Darwinian Factors in the Clinical Expression of Multiple Sclerosis

                       http://austinpublishinggroup.com/multiple-sclerosis/fulltext/ajmsn-v2-id1020.php

Many predisposing factors for multiplesclerosis (MS), such as HLA types and geomagnetic fields have been described but the search for a single essential factor has been like searching for the rainbow’s end. The most notable feature in the epidemiology of MS in the Western world has been its rise from unknown to the most prevalent disabling neurodegenerative disease of young adults. We suggest that this may be largely or entirely attributable to societal changes that have increasingly isolated populations from micro-organisms that form part of the human microbiome and which are essential for an effective maturation of immune defence mechanisms. This Darwinian explanation suggests a rational approach to both prevention and treatment of MS, by substituting for the loss or absence of factors that millions of years of evolution have led the immune system to ‘expect’ to encounter early in life.

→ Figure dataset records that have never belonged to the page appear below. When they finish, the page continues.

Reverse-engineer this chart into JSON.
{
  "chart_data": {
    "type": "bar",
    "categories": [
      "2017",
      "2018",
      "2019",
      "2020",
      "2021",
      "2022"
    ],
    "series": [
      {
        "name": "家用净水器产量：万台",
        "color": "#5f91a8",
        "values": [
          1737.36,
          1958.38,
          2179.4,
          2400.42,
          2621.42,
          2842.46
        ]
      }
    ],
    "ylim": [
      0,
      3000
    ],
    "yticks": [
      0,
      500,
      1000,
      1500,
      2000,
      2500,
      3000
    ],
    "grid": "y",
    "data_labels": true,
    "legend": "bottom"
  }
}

BCG: Bacille Calmette-Guérin; CDMS: Clinically Definite Multiple Sclerosis; CIS: Clinically Isolated Syndrome; EBV: Epstein- Barr virus; HERV: Human Endogenous Retrovirus; HLA: Human Leucocyte Antigen; IL: Interleukin; INF-α: Interferon Alpha; MAIT: Mucosal-associated Invariant T Cells; MAMP: Microbe-associated Molecular Pattern; MHC: Major Histocompatibility Complex; MRI: Magnetic Resonance Imaging; MS: Multiple Sclerosis; TCR: T Cell Antigen Receptor; TNF-α: Tumour Necrosis Factor Alpha; Treg: Regulatory T Cell; PRR: Pattern Recognition Receptor; TLR: Toll-like Receptor; RA: Retinoic Acid.

Current treatment strategies for multiple sclerosis (MS) are essentially empirical because no single clear underlying cause of the disease has been determined. Numerous genomic and environmental risk factors for MS have been described, but problems of cause and effect remain unresolved. It has indeed been stated, with considerable justification, that MS research is “low on fact, high on fiction”.

Although there is a well-described genetically determined predisposition to MS, the association is far from complete as, for example, the risk of an identical twin sibling of an affected person developing MS is only 30%. Thus any genes involved are likely to be of low penetration and influenced by the expression of some or many other genes. Notwithstanding, a large number of genetic loci, including many coding for HLA, have been determined and fine-mapped. These studies have demonstrated a central role for the immune system in the aetiopathogenesis of MS but the highly complex nature of the data will require novel tools for their analysis before any unifying factor can be delineated.